“A mathematician is a machine for turning coffee into theorems,” goes the saying. I tested that theory at a six-week interdisciplinary math research program where I worked with three other undergrads, Macalester math professor Andrew Beveridge, and other top researchers in computer science and applied mathematics.
The program, MAXIMA, is funded by the National Science Foundation. It combines the personalized and battle-tested pedagogy that makes Macalester’s math department shine with the experience of working at a top-tier research institution right here in the Twin Cities.
This rare opportunity to work with people who all understand the same math problem and the vocabulary associated with it was invaluable to my intellectual development.

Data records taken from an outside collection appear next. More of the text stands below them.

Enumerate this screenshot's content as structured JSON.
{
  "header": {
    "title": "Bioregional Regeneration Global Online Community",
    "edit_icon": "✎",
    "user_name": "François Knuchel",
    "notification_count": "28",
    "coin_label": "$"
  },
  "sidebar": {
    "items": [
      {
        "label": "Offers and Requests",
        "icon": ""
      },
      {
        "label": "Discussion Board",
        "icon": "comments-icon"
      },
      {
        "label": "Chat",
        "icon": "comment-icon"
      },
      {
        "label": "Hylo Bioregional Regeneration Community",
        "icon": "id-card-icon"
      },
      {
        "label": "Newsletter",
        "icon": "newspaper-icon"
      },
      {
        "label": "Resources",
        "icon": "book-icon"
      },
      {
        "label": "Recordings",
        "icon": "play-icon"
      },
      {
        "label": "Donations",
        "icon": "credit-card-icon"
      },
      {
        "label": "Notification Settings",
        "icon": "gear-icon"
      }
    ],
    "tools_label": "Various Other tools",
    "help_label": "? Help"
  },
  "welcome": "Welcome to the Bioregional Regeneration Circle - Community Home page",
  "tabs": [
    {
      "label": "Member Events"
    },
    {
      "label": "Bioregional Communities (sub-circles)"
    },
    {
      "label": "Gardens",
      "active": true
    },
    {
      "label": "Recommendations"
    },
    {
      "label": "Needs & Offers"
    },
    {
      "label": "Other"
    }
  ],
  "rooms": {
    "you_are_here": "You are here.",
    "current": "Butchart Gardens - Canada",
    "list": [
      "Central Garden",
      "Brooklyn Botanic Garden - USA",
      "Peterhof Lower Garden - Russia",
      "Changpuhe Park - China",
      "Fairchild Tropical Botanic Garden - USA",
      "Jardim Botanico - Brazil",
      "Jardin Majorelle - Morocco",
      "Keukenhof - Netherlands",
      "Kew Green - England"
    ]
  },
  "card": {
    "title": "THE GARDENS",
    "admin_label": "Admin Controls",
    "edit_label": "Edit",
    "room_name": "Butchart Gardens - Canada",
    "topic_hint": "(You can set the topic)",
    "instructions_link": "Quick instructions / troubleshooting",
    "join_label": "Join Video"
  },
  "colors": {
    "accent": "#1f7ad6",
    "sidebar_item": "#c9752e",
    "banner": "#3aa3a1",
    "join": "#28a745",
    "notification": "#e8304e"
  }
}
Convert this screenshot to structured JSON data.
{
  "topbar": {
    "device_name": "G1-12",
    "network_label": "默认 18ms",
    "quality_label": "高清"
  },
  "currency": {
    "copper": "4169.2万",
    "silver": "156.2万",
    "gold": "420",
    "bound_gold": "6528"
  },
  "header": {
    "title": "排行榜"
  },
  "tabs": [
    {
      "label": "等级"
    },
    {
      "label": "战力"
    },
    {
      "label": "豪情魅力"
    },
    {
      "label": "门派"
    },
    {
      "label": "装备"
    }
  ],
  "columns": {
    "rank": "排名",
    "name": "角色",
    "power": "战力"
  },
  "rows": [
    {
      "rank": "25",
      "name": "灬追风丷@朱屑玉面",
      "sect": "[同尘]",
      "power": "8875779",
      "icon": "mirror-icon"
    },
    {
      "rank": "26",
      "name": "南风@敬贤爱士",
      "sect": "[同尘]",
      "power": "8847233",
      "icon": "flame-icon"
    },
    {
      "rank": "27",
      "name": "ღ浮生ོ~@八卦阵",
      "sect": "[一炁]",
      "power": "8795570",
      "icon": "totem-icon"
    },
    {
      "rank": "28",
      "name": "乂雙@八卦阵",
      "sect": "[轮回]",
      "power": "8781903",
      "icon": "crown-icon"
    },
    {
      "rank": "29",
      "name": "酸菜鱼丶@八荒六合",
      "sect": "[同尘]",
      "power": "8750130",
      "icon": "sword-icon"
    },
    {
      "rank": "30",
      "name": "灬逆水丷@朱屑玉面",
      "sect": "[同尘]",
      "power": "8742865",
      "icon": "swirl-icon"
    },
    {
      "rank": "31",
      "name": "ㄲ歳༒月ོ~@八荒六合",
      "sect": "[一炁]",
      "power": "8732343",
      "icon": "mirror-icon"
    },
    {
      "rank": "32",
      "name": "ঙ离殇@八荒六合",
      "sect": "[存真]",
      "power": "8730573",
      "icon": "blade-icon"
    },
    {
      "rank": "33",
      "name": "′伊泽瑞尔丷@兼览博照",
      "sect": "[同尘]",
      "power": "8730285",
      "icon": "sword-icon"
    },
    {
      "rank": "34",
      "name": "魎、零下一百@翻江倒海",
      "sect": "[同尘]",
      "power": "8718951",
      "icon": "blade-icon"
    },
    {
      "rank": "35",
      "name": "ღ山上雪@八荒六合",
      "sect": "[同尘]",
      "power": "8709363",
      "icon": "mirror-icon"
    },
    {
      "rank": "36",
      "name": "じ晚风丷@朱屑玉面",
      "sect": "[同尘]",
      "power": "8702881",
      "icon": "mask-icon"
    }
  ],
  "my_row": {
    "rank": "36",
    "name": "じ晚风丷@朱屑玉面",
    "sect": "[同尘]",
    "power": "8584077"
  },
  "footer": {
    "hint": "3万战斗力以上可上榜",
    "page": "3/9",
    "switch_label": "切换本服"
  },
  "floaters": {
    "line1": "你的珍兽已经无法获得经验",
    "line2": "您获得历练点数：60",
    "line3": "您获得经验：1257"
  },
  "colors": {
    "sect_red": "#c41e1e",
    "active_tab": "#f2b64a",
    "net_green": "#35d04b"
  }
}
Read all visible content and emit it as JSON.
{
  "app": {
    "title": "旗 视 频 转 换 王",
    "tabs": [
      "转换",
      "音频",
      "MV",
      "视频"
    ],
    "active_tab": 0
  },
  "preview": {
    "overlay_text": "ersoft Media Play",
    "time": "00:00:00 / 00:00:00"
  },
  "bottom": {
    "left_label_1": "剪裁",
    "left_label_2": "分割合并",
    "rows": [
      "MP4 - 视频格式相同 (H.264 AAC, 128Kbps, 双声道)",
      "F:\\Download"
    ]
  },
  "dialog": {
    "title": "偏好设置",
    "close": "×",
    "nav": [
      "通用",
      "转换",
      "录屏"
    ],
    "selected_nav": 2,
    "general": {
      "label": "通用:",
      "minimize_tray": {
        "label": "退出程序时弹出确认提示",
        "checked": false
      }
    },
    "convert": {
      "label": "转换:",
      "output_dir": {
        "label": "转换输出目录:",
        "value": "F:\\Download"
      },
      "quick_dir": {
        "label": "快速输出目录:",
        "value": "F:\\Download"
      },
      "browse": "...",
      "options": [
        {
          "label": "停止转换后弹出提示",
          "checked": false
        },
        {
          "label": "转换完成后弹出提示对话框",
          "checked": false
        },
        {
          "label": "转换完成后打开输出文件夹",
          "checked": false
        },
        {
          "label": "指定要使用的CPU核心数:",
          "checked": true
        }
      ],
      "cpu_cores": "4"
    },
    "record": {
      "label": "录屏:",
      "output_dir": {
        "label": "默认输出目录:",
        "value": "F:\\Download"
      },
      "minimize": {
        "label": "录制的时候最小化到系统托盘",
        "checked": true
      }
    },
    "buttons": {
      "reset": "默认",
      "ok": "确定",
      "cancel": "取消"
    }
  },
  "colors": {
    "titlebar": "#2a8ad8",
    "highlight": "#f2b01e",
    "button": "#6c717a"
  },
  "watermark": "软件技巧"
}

Our research question was grounded in game theory: What is the minimum number of pursuers needed to capture an evader in a two-dimensional environment with holes? The terminology gets out of hand pretty quickly!
Does the size of the holes matter? Does it matter if they are not convex? And so on. I take some pride in the fact that the most technologically advanced tool we used was a whiteboard. That and the espresso machine!
My Macalester classes such as Number Theory and Real Analysis gave me a sharp aesthetic sense for mathematical arguments. Classes like Computational Linear Algebra and Mathematical Modeling honed my ability to break large, amorphous questions into manageable chunks. Writing for the new Macalester student publication Consonat on connections between math and music gave me confidence in my creative vision.
Coming from a family of artists, I believed that the only path of value must be inherently creative. My view hasn’t changed, but I now see how creative math can be, and I am continuingmy research as my honors project and going on to a PhD program in math.